Il voto è agli sgoccioli, marzo è il mese in cui i delegati sono chiamati ad esprimenre la loro preferenza tra Milano e la turca Smirne. E il rapporto viene diffuso proprio mentre la polemica sull'effettiva efficacia dei provvedimenti presi dal capoluogo lombardo, in materia ambientale, si fa critica, perchè l'aria meneghina è sempre più avvelenata.
L’assessore alla Mobilità, Trasporti e Ambiente, Edoardo Croci, ha illustrato i temi più salienti della strategia per lo sviluppo urbano sostenibile che guida l’azione dell’amministrazione milanese, impegnata a promuovere anche forme di cooperazione mirate allo sviluppo di progetti CDM (Clean Development Mechanins) e CDM “programmatici” previsti dal Protocollo di Kyoto che permettono ai Paesi industrializzati di realizzare interventi che mirano alla riduzione delle emissioni di gas serra nei paesi in via di sviluppo.

Lo scopo di questo meccanismo è duplice: da una parte permette ai Paesi in via di sviluppo di disporre di tecnologie più pulite e di adottare forme di sviluppo sostenibile; dall'altra permette ai Paesi più sviluppati di abbattere le emissioni, dove è economicamente più conveniente, e quindi di ridurre il costo complessivo d'adempimento degli obblighi derivanti dal Protocollo di Kyoto.

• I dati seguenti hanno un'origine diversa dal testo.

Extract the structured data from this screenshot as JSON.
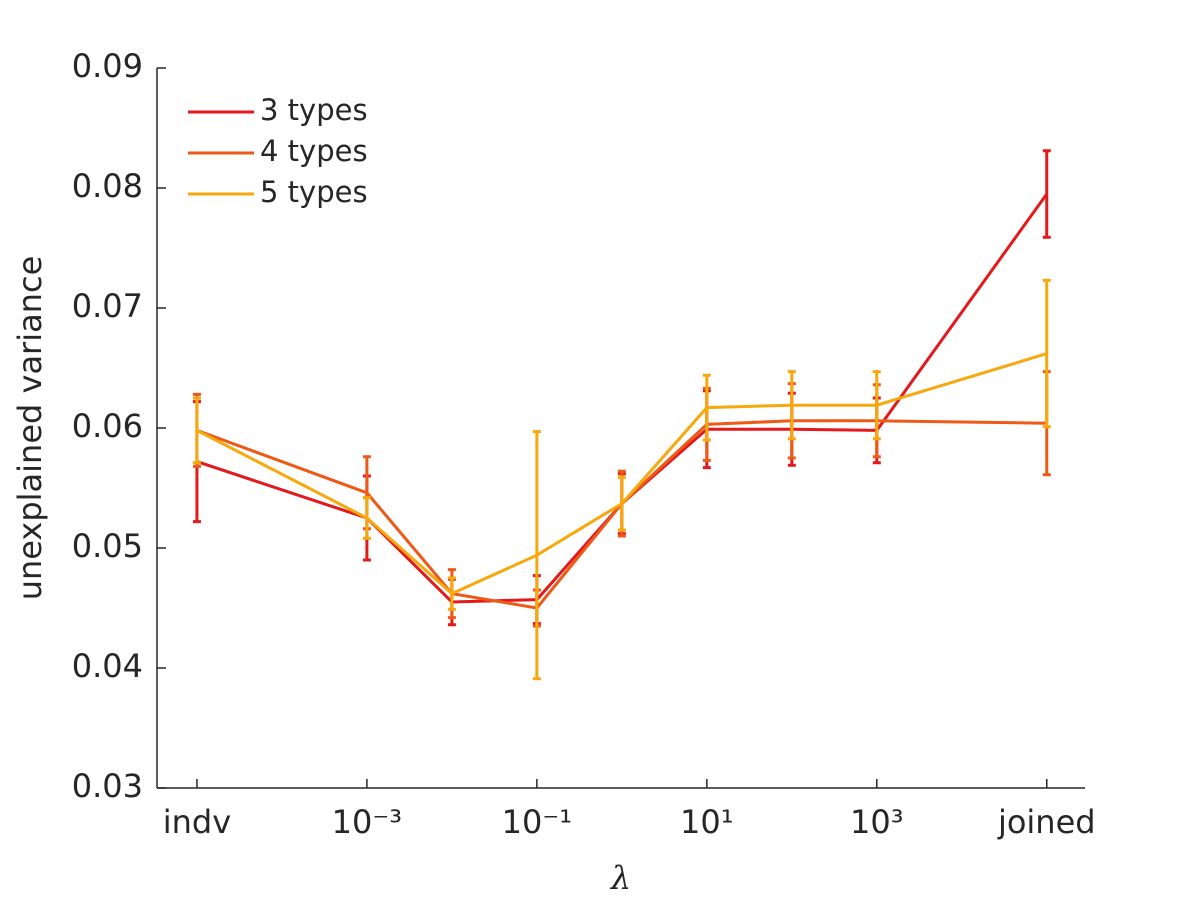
{
  "chart_data": {
    "type": "line",
    "x_label": "λ",
    "y_label": "unexplained variance",
    "x": [
      -5,
      -3,
      -2,
      -1,
      0,
      1,
      2,
      3,
      5
    ],
    "xlim": [
      -5.47,
      5.45
    ],
    "xticks": [
      {
        "value": -5,
        "label": "indv"
      },
      {
        "value": -3,
        "label": "10⁻³"
      },
      {
        "value": -1,
        "label": "10⁻¹"
      },
      {
        "value": 1,
        "label": "10¹"
      },
      {
        "value": 3,
        "label": "10³"
      },
      {
        "value": 5,
        "label": "joined"
      }
    ],
    "ylim": [
      0.03,
      0.09
    ],
    "yticks": [
      0.03,
      0.04,
      0.05,
      0.06,
      0.07,
      0.08,
      0.09
    ],
    "legend": "upper left",
    "series": [
      {
        "name": "3 types",
        "color": "#e3191c",
        "values": [
          0.0572,
          0.0525,
          0.0455,
          0.0457,
          0.0537,
          0.0599,
          0.0599,
          0.0598,
          0.0795
        ],
        "errors": [
          0.005,
          0.0035,
          0.0019,
          0.002,
          0.0025,
          0.0032,
          0.003,
          0.0027,
          0.0036
        ]
      },
      {
        "name": "4 types",
        "color": "#ee5a16",
        "values": [
          0.0598,
          0.0546,
          0.0462,
          0.045,
          0.0537,
          0.0603,
          0.0606,
          0.0606,
          0.0604
        ],
        "errors": [
          0.003,
          0.003,
          0.002,
          0.0015,
          0.0027,
          0.003,
          0.0031,
          0.003,
          0.0043
        ]
      },
      {
        "name": "5 types",
        "color": "#f7a80d",
        "values": [
          0.0598,
          0.0525,
          0.0462,
          0.0494,
          0.0537,
          0.0617,
          0.0619,
          0.0619,
          0.0662
        ],
        "errors": [
          0.0027,
          0.0017,
          0.0013,
          0.0103,
          0.0022,
          0.0027,
          0.0028,
          0.0028,
          0.0061
        ]
      }
    ]
  }
}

I progetti CDM saranno principalmente realizzati negli ambiti di attività nei quali Milano costituisce un’eccellenza e può esportare know-how e tecnologie: gestione integrata dei rifiuti, ciclo integrato delle acque, efficienza energetica, forestazione urbana, emergie rinnovabili e mobilità sostenibile.

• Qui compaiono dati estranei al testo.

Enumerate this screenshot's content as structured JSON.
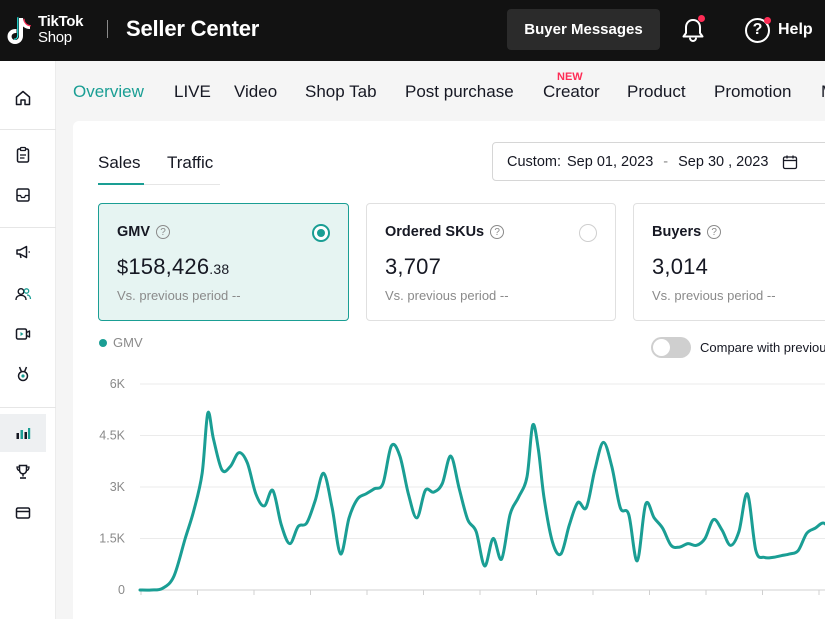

Il Comune di Milano, in collaborazione con il ministero dell’Ambiente, partecipa anche alla campagna SEESustainable Energy Europe Campaign con il progetto “Milan, a sustainable city towards Expo 2015”. Il progetto mette in evidenza le caratteristiche di sostenibilità ed efficienza dei progetti di trasformazione urbana in atto a Milano e previsti nella Candidatura all'Expo 2015.